There are several different types of mechs featured in Operation: Dragon Slayer, each with its own special tactical role. Understanding the strengths and weaknesses of each type is crucial when organizing your combat group. Knowing the difference between an "Antrho mech" and a "Mech destroyer" destroyer, for example, is as useful as being able to identify a tank versus a tank destroyer, or a self-propelled gun (SPG), versus an Armored Personnel Carrier (APC).
Panzer Zu Fuss -"Pzf"
Meaning in German, "Armor on foot", or "Walking armor", the term Pzf actually predates the Western Allied AAFV designation, as Axis Germany was the original source of the technology.
While AAFVs adhere to the size designations of light, medium, and heavy mechs, German PZFs dramatically exceed that range on both ends of the scale by varying from Dwarf to Super-Heavy. A fact which reflects both the Axis power's ambition, and its habitual denial of logical limitations.
AAFVs - "Anthro Mechs"
-The official US ARMY acronym for Anthropomorphic Armored Fighting Vehicle. The term applies to any type of walking armor with articulated limbs resembling that of the human body. Their primary interchangeable parts are the head, chest (hull), arms, and legs -which are joined to a single unit from the waist ring down, including the 'crotch' section, housing main power and transmission.
Similar to their tracked cousins, AAFVs are often defined by the size/weight classification of small, medium and large. Unlike normal AFVs though, aside from walking upright on legs like iron giants, an AAFV's weapons are fully interchangeable. A soldier without a weapon can always improvise -scrounge from the battlefield. Blessed with humanoid arms and manipulators, an Anthro Mech has similar advantages.

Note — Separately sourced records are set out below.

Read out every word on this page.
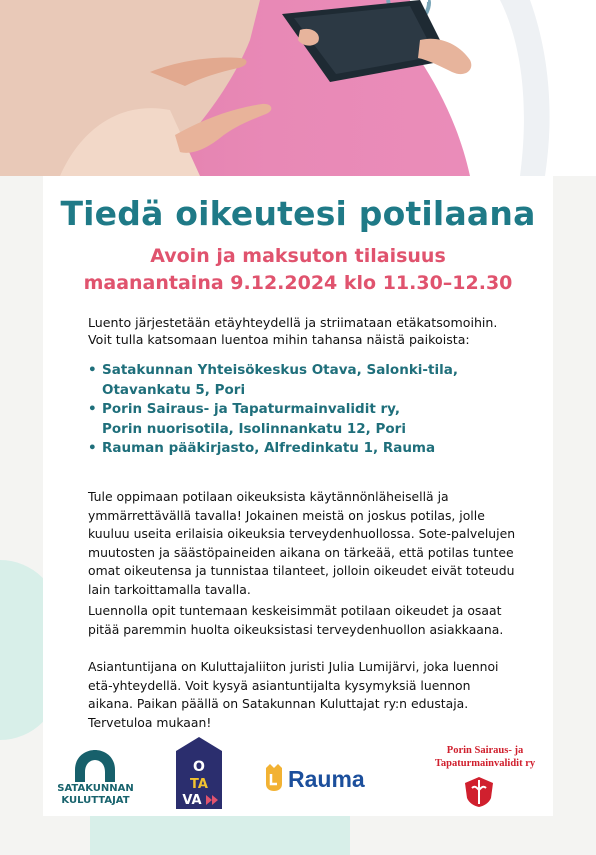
Tiedä oikeutesi potilaana
Avoin ja maksuton tilaisuus
maanantaina 9.12.2024 klo 11.30–12.30
Luento järjestetään etäyhteydellä ja striimataan etäkatsomoihin.
Voit tulla katsomaan luentoa mihin tahansa näistä paikoista:
• Satakunnan Yhteisökeskus Otava, Salonki-tila,
Otavankatu 5, Pori
• Porin Sairaus- ja Tapaturmainvalidit ry,
Porin nuorisotila, Isolinnankatu 12, Pori
• Rauman pääkirjasto, Alfredinkatu 1, Rauma
Tule oppimaan potilaan oikeuksista käytännönläheisellä ja ymmärrettävällä tavalla! Jokainen meistä on joskus potilas, jolle kuuluu useita erilaisia oikeuksia terveydenhuollossa. Sote-palvelujen muutosten ja säästöpaineiden aikana on tärkeää, että potilas tuntee omat oikeutensa ja tunnistaa tilanteet, jolloin oikeudet eivät toteudu lain tarkoittamalla tavalla.
Luennolla opit tuntemaan keskeisimmät potilaan oikeudet ja osaat pitää paremmin huolta oikeuksistasi terveydenhuollon asiakkaana.
Asiantuntijana on Kuluttajaliiton juristi Julia Lumijärvi, joka luennoi etä-yhteydellä. Voit kysyä asiantuntijalta kysymyksiä luennon aikana. Paikan päällä on Satakunnan Kuluttajat ry:n edustaja. Tervetuloa mukaan!
SATAKUNNAN
KULUTTAJAT
O
TA
VA
Rauma
Porin Sairaus- ja
Tapaturmainvalidit ry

Anthro mechs can hold weapons in their hands, and change them on the fly, but they also feature mounts for additional weapons elsewhere on the body, such as on their forearms, shoulders, or upper hull (back mount), depending on vehicle specs. Back mounts are also useful for a variety of equipment besides weapons, like infantrymen carrying specialized backpacks. Some backpack units are geared for general supplies and materiel, others can boost a particular combat specialty. For example; "power packs" -generators which provide additional strength to a mech's upper body, ideal for mechs that favor close combat melee weapons.
The fundamental advantages of Anthro Mechs, justifying their high production cost, are versatiliy and adaptability.
Coined by British Forces, the class designation of Jouster was granted to mechs that fell in-between Anthro Mechs and Mech Destroyers. Jousters lean towards the predominantly humanoid configuration of Anthros with the exception of one built-in weaponized arm, per the style of Destroyers.
Jousters attempt a compromise between the strengths and weaknesses of their component mech classes. The intention was to stably equip a high calibre weapon, while saving weight, and while retaining a degree of both versatility and close quarters fighting potential. The inclusion of only a single articulated arm significantly lowers production cost and maintenance demands as well.
Though capable of punching above their weight class in imitation of Destroyers, they lack the same advantage of having a lower profile when crouched or in "knee-down" position. Proponents of the Jouster would argue that their offense-to-weight efficiency promotes more aggressive mobile tactics. Though non-believers would say that there's less need to enact a cavalry charge when you can better strike from range, furthermore asking; why enter a boxing match with one arm tied behind your back?
Ultimately, the Jouster's potential is decided by the strength of its commander, the conditions in the field, and said commander's awareness of all variables.